À peu près tout le monde, j’imagine, s’est posé cette question hier en apprenant qu’une fusillade avait eu lieu au Parlement fédéral (surtout quand, dans la confusion qui régnait sur les réseaux sociaux, il n’était pas clair si l’on avait affaire à un, deux ou même trois tueurs) : a-t-on affaire à un/des terroristes ou à un malade mental ?

Dans notre psyché collective, il s’agit-là de deux catégories complètements séparées. Le «tueur de masse» est un individu mentalement instable qui, pour une raison ou pour une autre, perd les pédales, prend une arme à feu et se met à tirer sur autrui — soit au hasard, soit en ciblant un groupe à propos duquel le tueur entretient une paranoïa, mais dans tous les cas, on a l’image d’un geste totalement irrationnel et déconnecté de la réalité. Le terroriste, par opposition, agirait de manière froide, planifiée, cartésienne, il tuerait instrumentalement dans le but de frapper l’imaginaire et ainsi faire avancer une cause politique/religieuse.

On ne sait pas grand-chose (encore) à propos de Michael Zehaf-Bibeau, à part essentiellement qu’il a eu des problèmes de consommation et qu’il s’est ensuite converti à l’islam, devenant même un pratiquant radical. Ce qui peut le faire entrer dans une catégorie comme dans l’autre.

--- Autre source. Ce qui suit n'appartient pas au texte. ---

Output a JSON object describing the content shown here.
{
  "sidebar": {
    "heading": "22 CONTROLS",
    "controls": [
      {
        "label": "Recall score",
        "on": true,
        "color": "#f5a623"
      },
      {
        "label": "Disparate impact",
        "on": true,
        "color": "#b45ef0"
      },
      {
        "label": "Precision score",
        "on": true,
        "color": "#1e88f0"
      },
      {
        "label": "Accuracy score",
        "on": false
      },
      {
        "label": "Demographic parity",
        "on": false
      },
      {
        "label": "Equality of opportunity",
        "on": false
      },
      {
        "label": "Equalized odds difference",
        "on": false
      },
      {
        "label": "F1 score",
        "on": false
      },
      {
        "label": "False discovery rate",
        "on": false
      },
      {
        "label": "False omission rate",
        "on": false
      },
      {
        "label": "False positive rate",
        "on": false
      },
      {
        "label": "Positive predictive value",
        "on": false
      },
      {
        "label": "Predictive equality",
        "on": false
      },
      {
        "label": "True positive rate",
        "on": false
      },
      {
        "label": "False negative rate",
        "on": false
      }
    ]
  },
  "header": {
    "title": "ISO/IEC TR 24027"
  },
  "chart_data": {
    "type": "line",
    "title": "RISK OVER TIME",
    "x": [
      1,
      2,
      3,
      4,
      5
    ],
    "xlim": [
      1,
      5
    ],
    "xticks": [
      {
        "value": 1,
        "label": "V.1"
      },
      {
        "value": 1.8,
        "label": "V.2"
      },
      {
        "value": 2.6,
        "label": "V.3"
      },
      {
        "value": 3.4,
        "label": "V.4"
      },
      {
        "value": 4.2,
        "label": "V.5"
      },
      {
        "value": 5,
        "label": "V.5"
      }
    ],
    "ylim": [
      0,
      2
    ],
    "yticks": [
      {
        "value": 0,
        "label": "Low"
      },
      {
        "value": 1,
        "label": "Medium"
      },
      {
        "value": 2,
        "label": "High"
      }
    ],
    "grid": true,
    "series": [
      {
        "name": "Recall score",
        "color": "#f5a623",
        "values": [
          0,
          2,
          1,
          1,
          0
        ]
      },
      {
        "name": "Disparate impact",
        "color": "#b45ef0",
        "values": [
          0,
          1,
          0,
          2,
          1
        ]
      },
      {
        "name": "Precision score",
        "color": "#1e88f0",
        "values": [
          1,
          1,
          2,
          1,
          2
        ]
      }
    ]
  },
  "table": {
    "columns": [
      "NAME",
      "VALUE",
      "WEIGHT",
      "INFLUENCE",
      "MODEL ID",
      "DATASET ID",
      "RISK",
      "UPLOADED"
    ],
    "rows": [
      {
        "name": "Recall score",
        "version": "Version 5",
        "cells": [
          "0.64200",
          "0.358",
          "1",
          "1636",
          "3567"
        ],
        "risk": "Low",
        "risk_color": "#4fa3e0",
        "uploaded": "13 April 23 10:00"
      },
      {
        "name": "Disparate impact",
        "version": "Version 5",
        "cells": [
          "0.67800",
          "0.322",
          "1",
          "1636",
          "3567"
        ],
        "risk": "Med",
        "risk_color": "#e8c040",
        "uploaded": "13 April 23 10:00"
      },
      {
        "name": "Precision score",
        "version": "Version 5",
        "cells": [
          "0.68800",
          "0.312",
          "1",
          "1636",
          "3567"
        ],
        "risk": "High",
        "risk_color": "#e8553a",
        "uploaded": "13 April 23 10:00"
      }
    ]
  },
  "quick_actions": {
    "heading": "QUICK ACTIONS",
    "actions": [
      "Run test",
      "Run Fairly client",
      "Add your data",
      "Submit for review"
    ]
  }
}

Et c’est bien là où je veux en venir : est-on nécessairement un terroriste ou un malade mental ? L’un empêche-t-il l’autre, ou vient avec l’autre ? Je n’ai pas trouvé une abondante littérature scientifique là-dessus, presque rien en fait, à part ceci, une étude publiée en 2012 et qui se dit la première à comparer le profil de mass shooters avec celui de terroristes suicidaires (un compte-rendu commenté est disponible ici sur le site du magazine Time).

L’auteur, Adam Lankford, de l’Université de l’Alabama, y examine 81 cas de terroristes suicidaires et de tueurs de masse ayant sévi aux États-Unis entre 1990 et 2010. Et il conclut que «les différences entre les deux groupes se sont avérées largement superficielles. Avant leurs attaques, ils ont été confrontés aux mêmes genres de problèmes personnels, incluant une marginalisation, des problèmes familiaux, au travail ou à l’école, et à des événements qui ont précipité la crise».

Soulignons de nouveau, s’il est besoin de le faire, que l’étude portait sur des terroristes dont les attentats impliquaient un suicide, ce qui fait a priori intervenir des types de gens très différents de ceux qui commettent leurs attentats à distance. Notons aussi que les problèmes de santé mentale peuvent être à la fois la cause et la conséquence des problèmes personnels qui précédé les attaques.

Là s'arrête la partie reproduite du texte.